Pour autant, des foyers de lutte existent et doivent être soutenus. Bien sûr chez les cheminots. La tactique éculée de stigmatisation de ces derniers peine à prendre, et ce, au grand dam des politiques et des patrons. Au contraire, la solidarité en acte, elle, est bel et bien là ! Des caisses de grève se sont multipliées et ont atteint des sommes astronomiques, signe d’une détermination fleurissante chez les travailleurs et travailleuses à stopper un gouvernement embarqué, depuis son arrivée au pouvoir, dans une frénésie libérale de casse sociale. À la poste, nombre de secteurs sont également entrés dans la lutte. La contestation avait également gagné les lycées et les universités, étudiants et professeurs, contre la loi ORE, jusqu’à ce que ceux-ci subissent la répression violente de l’État.

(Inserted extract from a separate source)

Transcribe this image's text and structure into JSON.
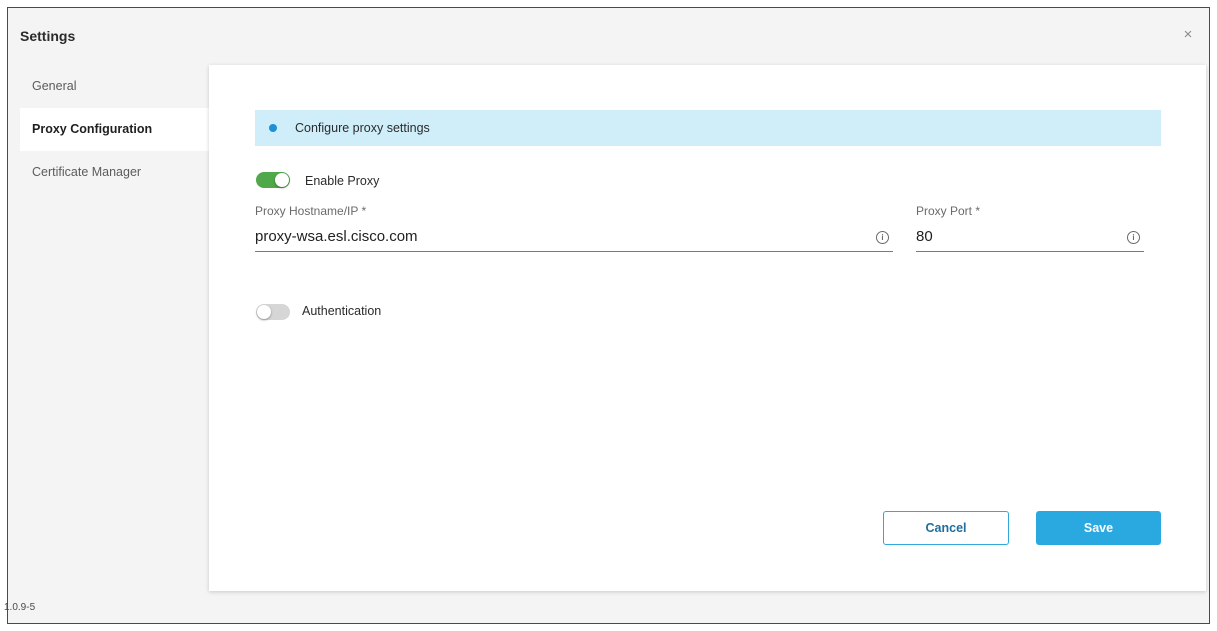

Récemment, les médias n’ont pas manqué de monter en épingle certaines « violences » qui ont émaillées la manifestation du 1er Mai. S’il apparait difficile de soutenir cette violence tous azimuts et systématique dans les cortèges, surtout lorsque celle-ci se fait au détriment des autres formes de mobilisation, ne nous y trompons pas : elle n’est que l’expression d’une violence plus quotidienne et insidieuse, une violence économique, politique et sociale structurée et entretenue, main dans la main, par les systèmes étatique et capitaliste. Cette violence c’est celle des mesures gouvernementales qui rognent un par un tous les acquis sociaux des travailleurs, c’est celle des licenciements qui se succèdent au nom de la « compétitivité », c’est celle des forces policières qui protègent les intérêts du patronat à coup de matraques, c’est celle d’un gouvernement qui, au fil des réformes conduites et annoncées, se radicalise, réprimant à tout va et passant systématiquement en force ses mesures.

Aujourd’hui, il nous faut organiser et ancrer les luttes là où elles émergent et sont prêtes à grandir. Nos victoires locales, pourront servir de modèles à d’autres, pour se déployer avec le concours de toutes celles et tous ceux prêts à se battre. Il nous faut soutenir les luttes en cours, à la hauteur de nos moyens individuels ou de nos organisations ; entretenir et développer nos liens de solidarité. Ainsi, nous pourrons favoriser la prise de conscience de ce système d’exploitation capitaliste. Ainsi nous pourrons contrer ce système politique centralisateur et autoritaire. De là pourront se créer les nouvelles institutions, par le maîtrise des travailleurs à la base.

Notre première ambition doit être la suivante : nous réapproprier les services publics pour les rendre accessibles à toutes et tous : ces services doivent être de qualité, tendre à la gratuité ; il faut que leur gestion passe aux mains des collectifs des travailleurs regroupés en syndicat ou structure de classe, seuls capables de contrôler et d’organiser la production avec les usagers des secteurs concernés, et ce, à la hauteur des besoins de tous et de chacun. Par extension, la gestion d’un quartier, d’une commune, doit se faire sur une base égalitaire et doit permettre à toutes et à tous de bénéficier des services municipaux indispensables.